Прощайте, дорогой друг, я сказал достаточно для того, чтобы объяснить, если не оправдать, мою попытку. Несмотря на Ваши сомнения и мою собственную неспособность, я всё ещё хочу надеяться, что эта попытка сделана мною не напрасно. Я надеюсь, что Вы уже оправились после весеннего припадка подагры, и буду счастлив, если Ваши учёные врачи посоветуют Вам поездку в здешние края. Недавно при раскопках возле стен древнего Габитанкума были найдены интересные древности. Кстати, Вы, вероятно, уже знаете, что грубый, неотёсанный невежда уничтожил старинную статую или, вернее, барельеф, известный под названием Робина из Ридесдаля. По-видимому, слава Робина привлекала слишком много посетителей и помешала росту вереска на болоте, стоящем по шилингу за акр. — Достопочтенный сэр, — как Вы себя сами именуете, — будьте раз в жизни мстительны и молитесь вместе со мной, чтобы у этого человека появились камни в печени такой величины, как если бы все обломки бедного Робина скопились у него в этом органе. Не рассказывайте об этом в Гэте, не подавайте шотландцам повода радоваться тому, что наконец их соседи совершили поступок столь же варварский, как уничтожение Артуровой печи. Но нет конца сетованиям, когда речь заходит о таких вещах. Передайте мой почтительный привет мисс Драйездаст. Во время моего последнего пребывания в Лондоне я пытался подобрать по её поручению очки; надеюсь, что она получила их в сохранности и что они оказались подходящими. Я посылаю это письмо с нарочным, и оно, вероятно, задержится в пути. По последним известим из Эдинбурга джентльмен, занимающий место секретаря Общества любителей шотландской старины, — лучший в королевстве любитель рисовальщик, и можно многого ожидать от его усердия и искусства в области реставрации образцов национальных памятников, либо разрушаемых медленным действием времени, либо сметённых духом современности при помощи той же разрушительной метлы, какой пользовался Джон Нокс во время реставрации.

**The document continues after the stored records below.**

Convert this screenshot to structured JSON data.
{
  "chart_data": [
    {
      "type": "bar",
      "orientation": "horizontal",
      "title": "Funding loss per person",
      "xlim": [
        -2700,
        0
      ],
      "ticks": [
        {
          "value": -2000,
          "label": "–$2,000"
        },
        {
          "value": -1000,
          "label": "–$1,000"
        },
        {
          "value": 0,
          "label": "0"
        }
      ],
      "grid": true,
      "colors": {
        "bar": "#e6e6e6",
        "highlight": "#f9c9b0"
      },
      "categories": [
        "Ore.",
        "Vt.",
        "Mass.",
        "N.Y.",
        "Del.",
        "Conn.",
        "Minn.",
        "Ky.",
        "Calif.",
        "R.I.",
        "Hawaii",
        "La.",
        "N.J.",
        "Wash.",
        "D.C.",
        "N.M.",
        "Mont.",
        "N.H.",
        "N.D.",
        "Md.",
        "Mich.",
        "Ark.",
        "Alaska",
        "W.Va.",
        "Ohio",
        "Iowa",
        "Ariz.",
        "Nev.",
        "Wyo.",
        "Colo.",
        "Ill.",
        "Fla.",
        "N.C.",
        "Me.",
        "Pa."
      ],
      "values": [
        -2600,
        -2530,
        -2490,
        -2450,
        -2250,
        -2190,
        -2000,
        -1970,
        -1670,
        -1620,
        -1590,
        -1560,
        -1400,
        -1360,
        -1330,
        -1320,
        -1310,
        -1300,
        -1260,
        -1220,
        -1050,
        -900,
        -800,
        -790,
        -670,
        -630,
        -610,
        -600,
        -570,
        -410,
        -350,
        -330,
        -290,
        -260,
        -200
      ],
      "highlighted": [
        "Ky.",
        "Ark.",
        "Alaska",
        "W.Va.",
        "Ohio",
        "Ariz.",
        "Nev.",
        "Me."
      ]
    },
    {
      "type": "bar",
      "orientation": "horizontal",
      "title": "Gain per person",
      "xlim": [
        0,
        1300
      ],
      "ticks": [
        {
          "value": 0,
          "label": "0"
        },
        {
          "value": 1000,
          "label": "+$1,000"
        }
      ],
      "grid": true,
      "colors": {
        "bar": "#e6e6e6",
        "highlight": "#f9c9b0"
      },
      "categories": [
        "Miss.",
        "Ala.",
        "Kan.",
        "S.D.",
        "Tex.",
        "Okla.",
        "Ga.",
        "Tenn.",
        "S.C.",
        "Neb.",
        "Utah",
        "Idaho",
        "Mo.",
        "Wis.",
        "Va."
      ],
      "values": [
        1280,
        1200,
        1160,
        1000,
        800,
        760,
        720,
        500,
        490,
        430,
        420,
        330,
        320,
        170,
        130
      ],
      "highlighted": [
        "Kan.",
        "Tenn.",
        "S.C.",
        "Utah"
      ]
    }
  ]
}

Ещё раз прощайте: vale tandem, non immemor mei[6]. Остаюсь, достопочтенный сэр, Вашим покорным слугой.
Лоренс Темплтон
Топингвод, близ Эгремонта,
Камберленд, 17 ноября 1817 года.
Глава I
В той живописной местности весёлой Англии, которая орошается рекою Дон, в давние времена простирались обширные леса, покрывавшие большую часть красивейших холмов и долин, лежащих между Шеффилдом и Донкастером. Остатки этих огромных лесов и поныне видны вокруг дворянских замков Уэнтворт, Уорнклиф-парк и близ Ротерхема. По преданию, здесь некогда обитал сказочный уонтлейский дракон; здесь происходили ожесточённые битвы во время междоусобных войн Белой и Алой Розы; и здесь же в старину собирались ватаги тех отважных разбойников, подвиги и деяния которых прославлены в народных песнях.
Таково главное место действия нашей повести, по времени же — описываемые в ней события относятся к концу царствования Ричарда I, когда возвращение короля из долгого плена казалось желанным, но уже невозможным событием отчаявшимся подданным, которые подвергались бесконечным притеснениям знати. Феодалы, получившие непомерную власть в царствование Стефана, но вынужденные подчиняться королевской власти благоразумного Генриха II, теперь снова бесчинствовали, как в прежние времена; пренебрегая слабыми попытками английского государственного совета ограничить их произвол, они укрепляли свои замки, увеличивали число вассалов, принуждали к повиновению и вассальной зависимости всю округу; каждый феодал стремился собрать и возглавить такое войско, которое дало бы ему возможность стать влиятельным лицом в приближающихся государственных потрясениях.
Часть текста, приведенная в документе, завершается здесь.